Mentoring, Training and Certification: Jonathan Ng’s Career Journey
We meet a lot of people in our lives – some come, some go. Others become a fixture. For Jonathan Ng, a business development project manager at DENSO Products and Services America, Inc. (DPAM), DENSO’s aftermarket unit in Long Beach, California, people have been essential on his career journey.
Early in his career, Jonathan found himself to be an unemployed architecture graduate. After reflecting on what would be next, he took a chance, joining an automotive lighting manufacturer. As part of the job, he regularly attended the annual Automotive Aftermarket Parts Expo (AAPEX) show in Las Vegas.
A Lifechanging Encounter
One morning before the AAPEX show started, he saw a job posting for a senior product specialist at DENSO. As luck would have it, on his way walking to the show, he saw someone in a DENSO shirt.
“I didn’t know anything about the company, so I was just looking to get an impression of the company and what it was like to work there,” he said. "I talked to Eddie Stevenson, who worked in marketing in DENSO’s Long Beach, California, location and had been with the company more than 15 years. He was incredible, giving me his time and an excellent impression of the company.”
So, Jonathan took another leap and applied, eventually getting an offer for the senior product specialist position in the product management group. He was young, nervous and had a lot of questions, so he asked if he could follow up with the supervisor that interviewed him.
“I was on the phone with Reggie (Cruz) for an hour,” Jonathan said. “I needed mentoring and coaching – he provided it then and still does today. When I started, I was in his office an hour a day asking questions and talking through what I was learning and seeing. That’s a lot to invest in one person, and I’m so grateful he did.”
Valuable Mentoring and Training
With ongoing mentoring from Reggie Cruz and Manny Rodriguez, who stepped into Reggie’s role when he was promoted, Jonathan had a strong support system. After a couple years, he recognized that many of his peers had business degrees or attended schools with a strong automotive focus. He felt his architecture degree put him at a disadvantage.
“Though I was gaining experience, I didn’t feel properly educated to continue to advance in my career, so I asked if DENSO would sponsor me in pursuing my project management professional (PMP) certification,” he said. “They were happy I asked and agreed to sponsor and support me through the process. But it didn’t stop there. Throughout the years, I was invited to participate in additional trainings provided by DENSO, including the regional leadership development program.”

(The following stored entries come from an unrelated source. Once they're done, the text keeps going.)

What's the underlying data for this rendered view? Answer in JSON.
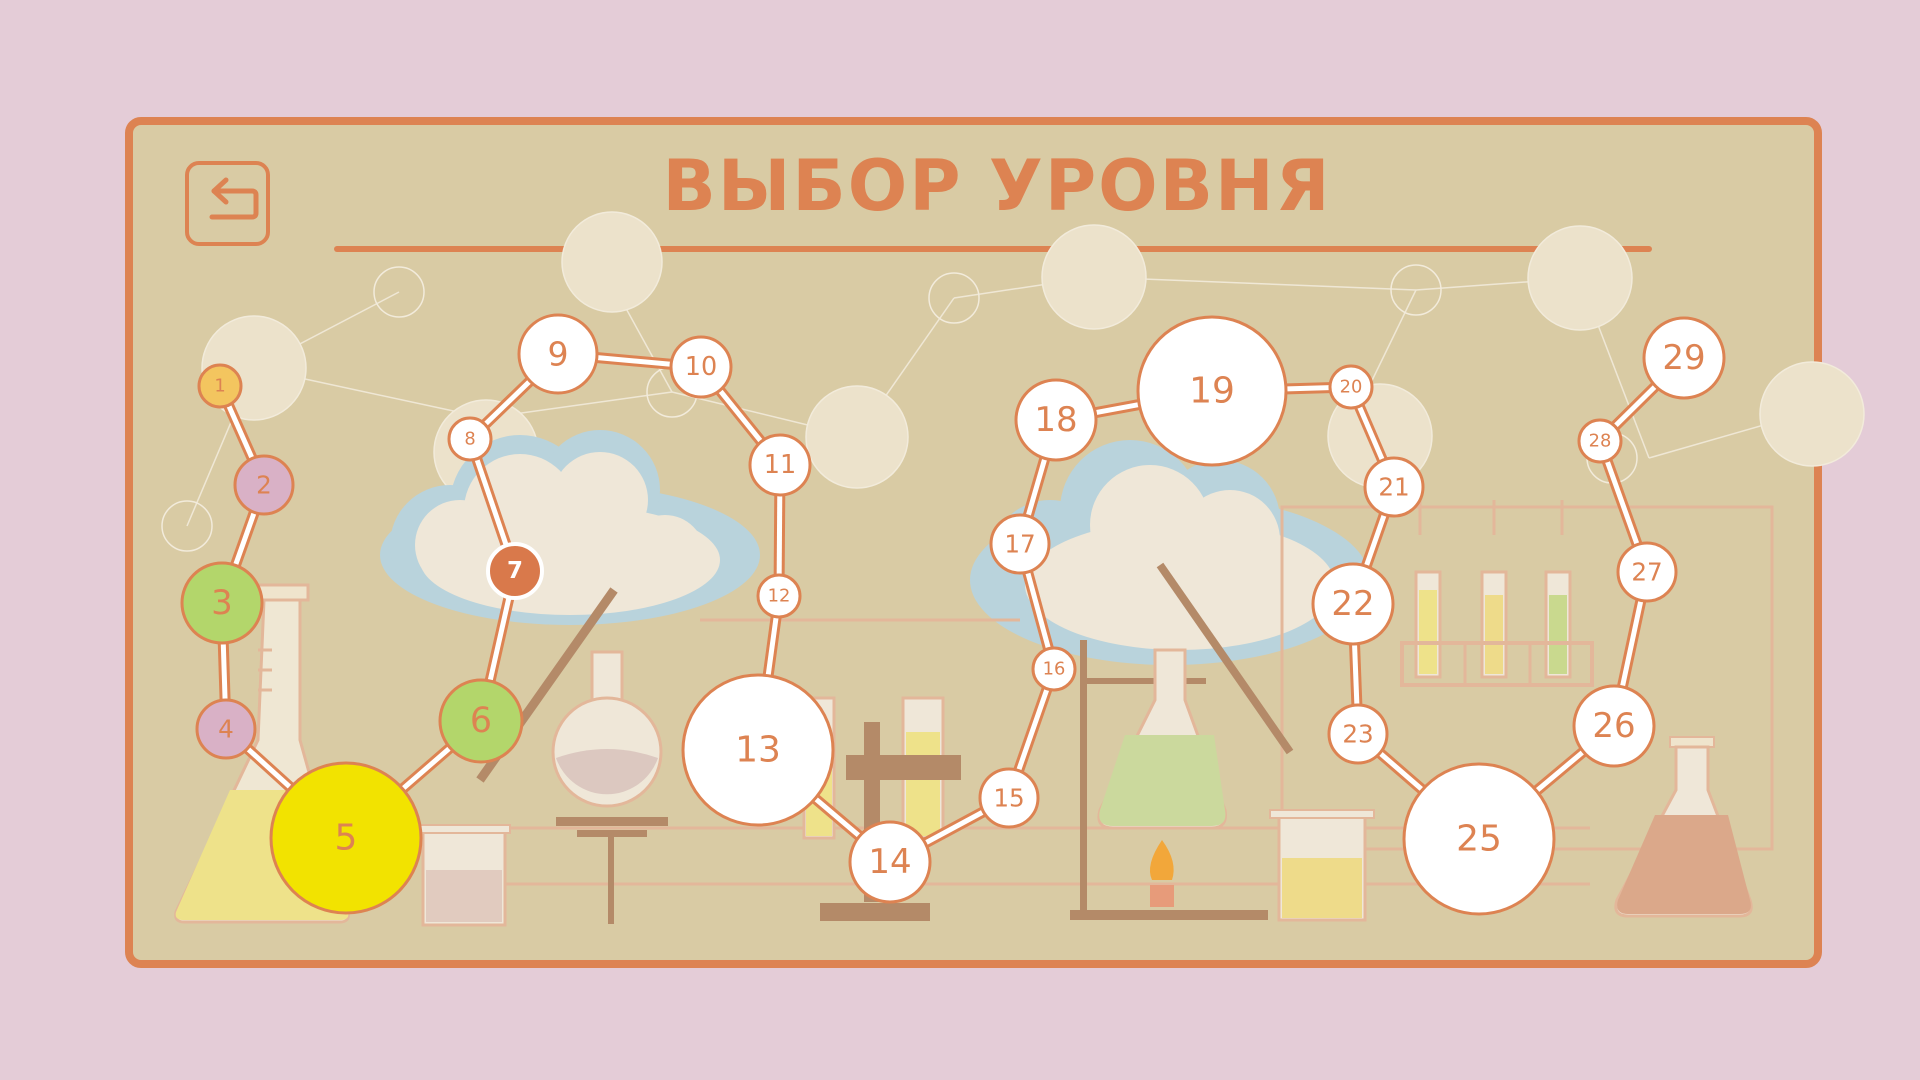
{
  "header": {
    "title": "ВЫБОР УРОВНЯ",
    "back_icon": "return-arrow-icon"
  },
  "colors": {
    "background": "#e4ccd7",
    "panel": "#d9cba4",
    "accent": "#dd8352",
    "node_fill": "#ffffff",
    "completed_yellow": "#f2e300",
    "completed_green": "#b3d66b",
    "completed_pink": "#d9b1c6",
    "completed_gold": "#f3c55f",
    "current": "#d9794b"
  },
  "levels": [
    {
      "label": "1",
      "state": "completed",
      "color": "completed_gold"
    },
    {
      "label": "2",
      "state": "completed",
      "color": "completed_pink"
    },
    {
      "label": "3",
      "state": "completed",
      "color": "completed_green"
    },
    {
      "label": "4",
      "state": "completed",
      "color": "completed_pink"
    },
    {
      "label": "5",
      "state": "completed",
      "color": "completed_yellow"
    },
    {
      "label": "6",
      "state": "completed",
      "color": "completed_green"
    },
    {
      "label": "7",
      "state": "current",
      "color": "current"
    },
    {
      "label": "8",
      "state": "locked"
    },
    {
      "label": "9",
      "state": "locked"
    },
    {
      "label": "10",
      "state": "locked"
    },
    {
      "label": "11",
      "state": "locked"
    },
    {
      "label": "12",
      "state": "locked"
    },
    {
      "label": "13",
      "state": "locked"
    },
    {
      "label": "14",
      "state": "locked"
    },
    {
      "label": "15",
      "state": "locked"
    },
    {
      "label": "16",
      "state": "locked"
    },
    {
      "label": "17",
      "state": "locked"
    },
    {
      "label": "18",
      "state": "locked"
    },
    {
      "label": "19",
      "state": "locked"
    },
    {
      "label": "20",
      "state": "locked"
    },
    {
      "label": "21",
      "state": "locked"
    },
    {
      "label": "22",
      "state": "locked"
    },
    {
      "label": "23",
      "state": "locked"
    },
    {
      "label": "25",
      "state": "locked"
    },
    {
      "label": "26",
      "state": "locked"
    },
    {
      "label": "27",
      "state": "locked"
    },
    {
      "label": "28",
      "state": "locked"
    },
    {
      "label": "29",
      "state": "locked"
    }
  ]
}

After six years in product management at DPAM, Jonathan was tapped for a role in corporate planning by no other than his first DENSO mentor, Reggie. Today, he’s been in the role for approximately seven months, and Jonathan says he’s right where he wants to be.
“Getting to look ‘behind the curtain’ is fascinating,” Jonathan said. “This role is a great balance of seeing what DENSO is doing globally, meeting new people and coordinating new business across DPAM. For years I worked in my oxygen sensor ‘bubble’ and now I have the opportunity to move beyond that to broaden my DENSO knowledge and network.”
The Keys to Success
With each transition in his career, Jonathan relied on his natural inquisitiveness to help him acclimate and understand his role.

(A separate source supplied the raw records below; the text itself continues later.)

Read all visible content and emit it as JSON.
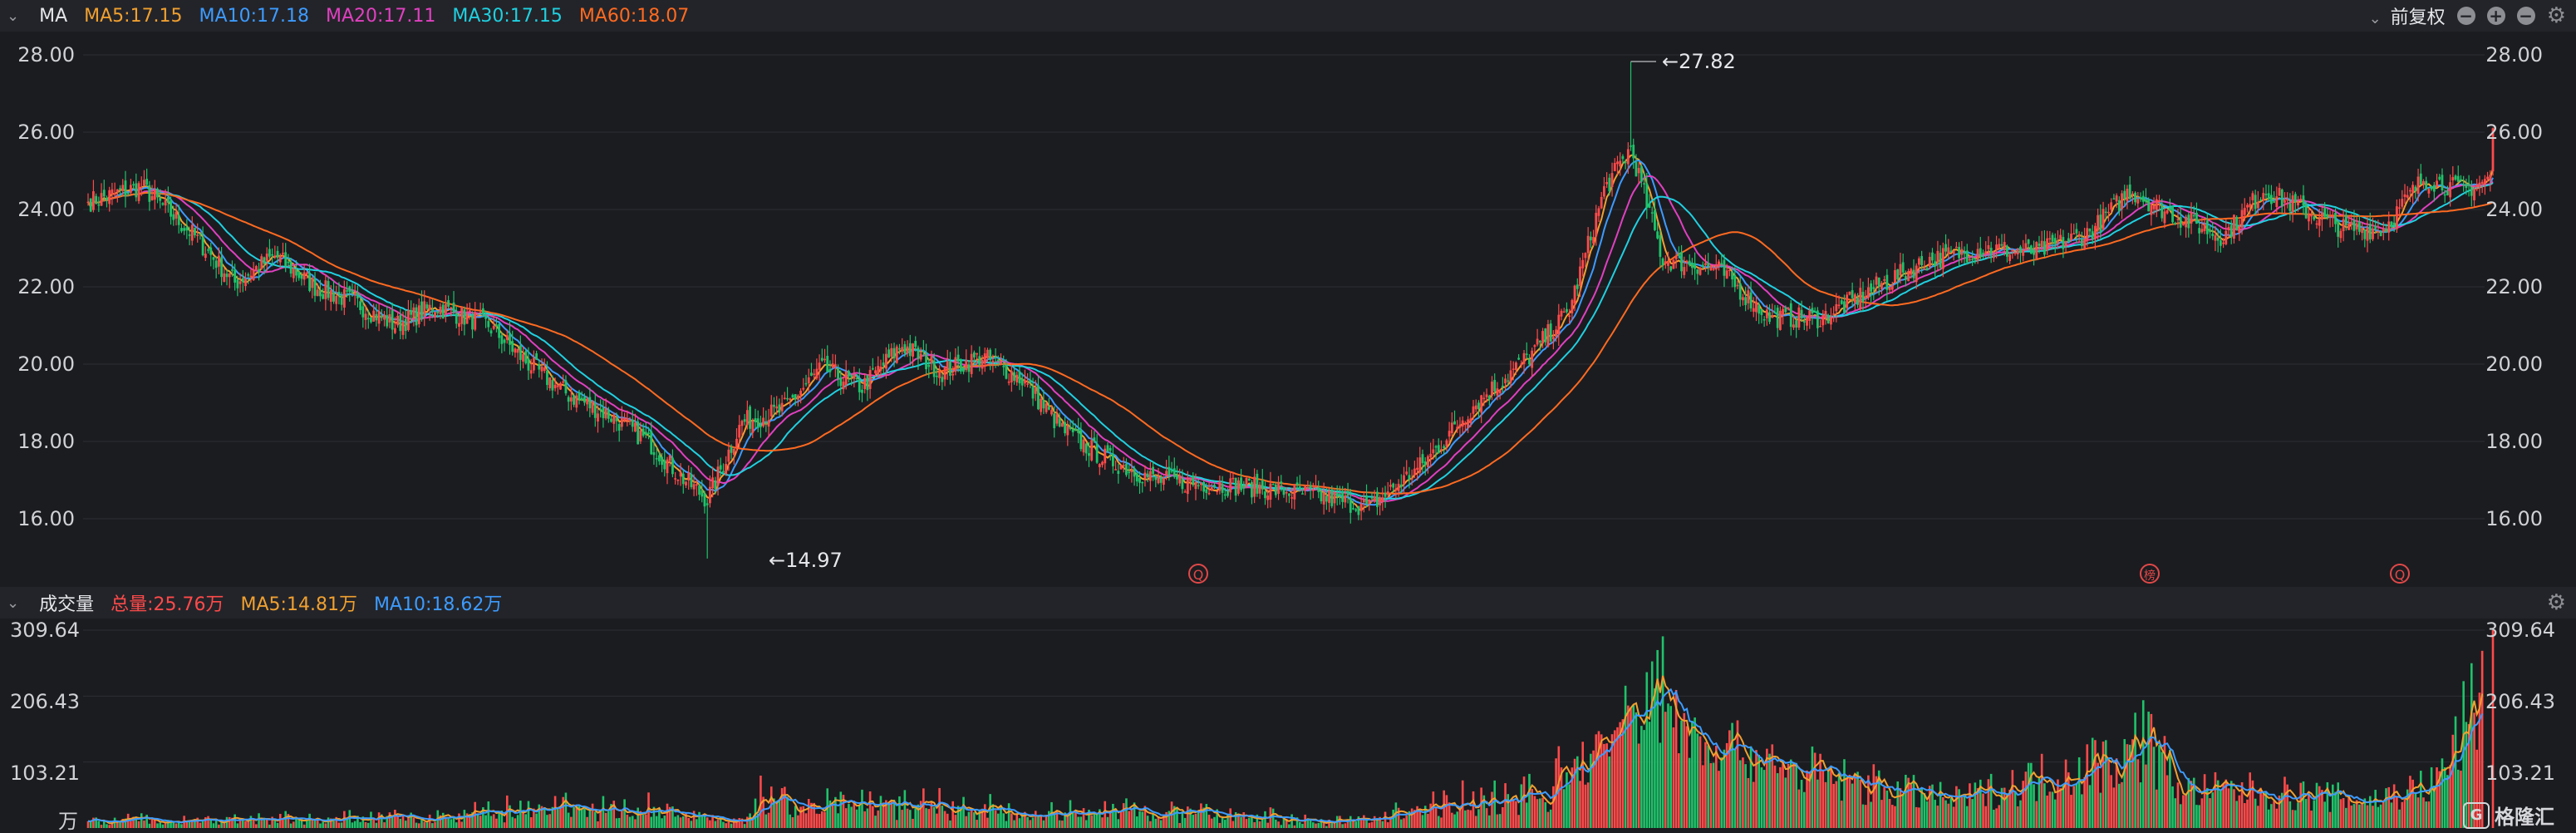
{
  "main_panel": {
    "indicator": "MA",
    "legend": [
      {
        "label": "MA5:17.15",
        "color": "#f0a030"
      },
      {
        "label": "MA10:17.18",
        "color": "#3d9bff"
      },
      {
        "label": "MA20:17.11",
        "color": "#e040c0"
      },
      {
        "label": "MA30:17.15",
        "color": "#20d0e0"
      },
      {
        "label": "MA60:18.07",
        "color": "#ff6a20"
      }
    ],
    "adjust_label": "前复权",
    "y_ticks": [
      "28.00",
      "26.00",
      "24.00",
      "22.00",
      "20.00",
      "18.00",
      "16.00"
    ],
    "high_label": "←27.82",
    "low_label": "←14.97",
    "markers": [
      "Q",
      "榜",
      "Q"
    ]
  },
  "volume_panel": {
    "title": "成交量",
    "legend": [
      {
        "label": "总量:25.76万",
        "color": "#ff4a4a"
      },
      {
        "label": "MA5:14.81万",
        "color": "#f0a030"
      },
      {
        "label": "MA10:18.62万",
        "color": "#3d9bff"
      }
    ],
    "y_ticks": [
      "309.64",
      "206.43",
      "103.21"
    ],
    "unit": "万"
  },
  "brand": {
    "name": "格隆汇",
    "icon": "logo-icon"
  },
  "colors": {
    "up": "#ff4a4a",
    "down": "#1fc36a",
    "background": "#1b1c20"
  },
  "chart_data": [
    {
      "type": "candlestick",
      "ylim": [
        15,
        28.6
      ],
      "y_ticks": [
        28,
        26,
        24,
        22,
        20,
        18,
        16
      ],
      "anchors": [
        [
          0,
          24.2
        ],
        [
          20,
          24.6
        ],
        [
          40,
          23.3
        ],
        [
          55,
          22.1
        ],
        [
          70,
          22.8
        ],
        [
          85,
          22.0
        ],
        [
          100,
          21.6
        ],
        [
          115,
          21.0
        ],
        [
          130,
          21.5
        ],
        [
          150,
          21.0
        ],
        [
          165,
          20.0
        ],
        [
          180,
          19.2
        ],
        [
          195,
          18.7
        ],
        [
          210,
          18.0
        ],
        [
          222,
          17.1
        ],
        [
          232,
          16.5
        ],
        [
          245,
          18.5
        ],
        [
          260,
          18.8
        ],
        [
          275,
          19.9
        ],
        [
          290,
          19.4
        ],
        [
          305,
          20.5
        ],
        [
          320,
          19.8
        ],
        [
          335,
          20.2
        ],
        [
          350,
          19.6
        ],
        [
          365,
          18.3
        ],
        [
          380,
          17.6
        ],
        [
          400,
          17.0
        ],
        [
          420,
          16.9
        ],
        [
          440,
          16.8
        ],
        [
          460,
          16.6
        ],
        [
          480,
          16.3
        ],
        [
          500,
          17.4
        ],
        [
          520,
          19.0
        ],
        [
          540,
          20.2
        ],
        [
          555,
          21.4
        ],
        [
          568,
          24.5
        ],
        [
          578,
          25.6
        ],
        [
          590,
          22.7
        ],
        [
          610,
          22.5
        ],
        [
          630,
          21.2
        ],
        [
          650,
          21.2
        ],
        [
          670,
          22.0
        ],
        [
          690,
          22.7
        ],
        [
          710,
          23.0
        ],
        [
          730,
          22.9
        ],
        [
          750,
          23.4
        ],
        [
          765,
          24.5
        ],
        [
          780,
          23.9
        ],
        [
          800,
          23.3
        ],
        [
          815,
          24.5
        ],
        [
          830,
          24.0
        ],
        [
          845,
          23.5
        ],
        [
          860,
          23.5
        ],
        [
          875,
          24.8
        ],
        [
          890,
          24.5
        ],
        [
          900,
          24.8
        ]
      ],
      "last_close": 26.1,
      "high": 27.82,
      "low": 14.97,
      "series": [
        {
          "name": "MA5",
          "period": 5
        },
        {
          "name": "MA10",
          "period": 10
        },
        {
          "name": "MA20",
          "period": 20
        },
        {
          "name": "MA30",
          "period": 30
        },
        {
          "name": "MA60",
          "period": 60
        }
      ]
    },
    {
      "type": "bar",
      "ylim": [
        0,
        309.64
      ],
      "y_ticks": [
        309.64,
        206.43,
        103.21
      ],
      "spikes": [
        [
          0,
          22
        ],
        [
          110,
          30
        ],
        [
          145,
          45
        ],
        [
          205,
          60
        ],
        [
          245,
          28
        ],
        [
          252,
          82
        ],
        [
          290,
          60
        ],
        [
          310,
          70
        ],
        [
          350,
          40
        ],
        [
          388,
          55
        ],
        [
          470,
          18
        ],
        [
          560,
          135
        ],
        [
          582,
          265
        ],
        [
          590,
          300
        ],
        [
          598,
          210
        ],
        [
          612,
          180
        ],
        [
          650,
          110
        ],
        [
          700,
          60
        ],
        [
          765,
          160
        ],
        [
          770,
          200
        ],
        [
          785,
          80
        ],
        [
          810,
          80
        ],
        [
          855,
          60
        ],
        [
          880,
          95
        ],
        [
          898,
          309.64
        ]
      ],
      "series": [
        {
          "name": "MA5",
          "period": 5
        },
        {
          "name": "MA10",
          "period": 10
        }
      ]
    }
  ]
}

“I see things as black or white, I don’t like gray areas, so when something isn’t clear, I ask a lot of questions,” he said. “I need to be comfortable with something before I can execute on it. So, at the start of a new position, I try to gather and analyze as much information as I can.”
Jonathan has advice for others trying to blaze their own career path.
“Figure out what you want to do and how to articulate it,” he said. “If you are struggling to do that, find someone you trust to help you. Then take the initiative to communicate it to your leaders often and regularly. Remember, leaders are busy and manage multiple people, so it’s up to you to keep the conversation going.”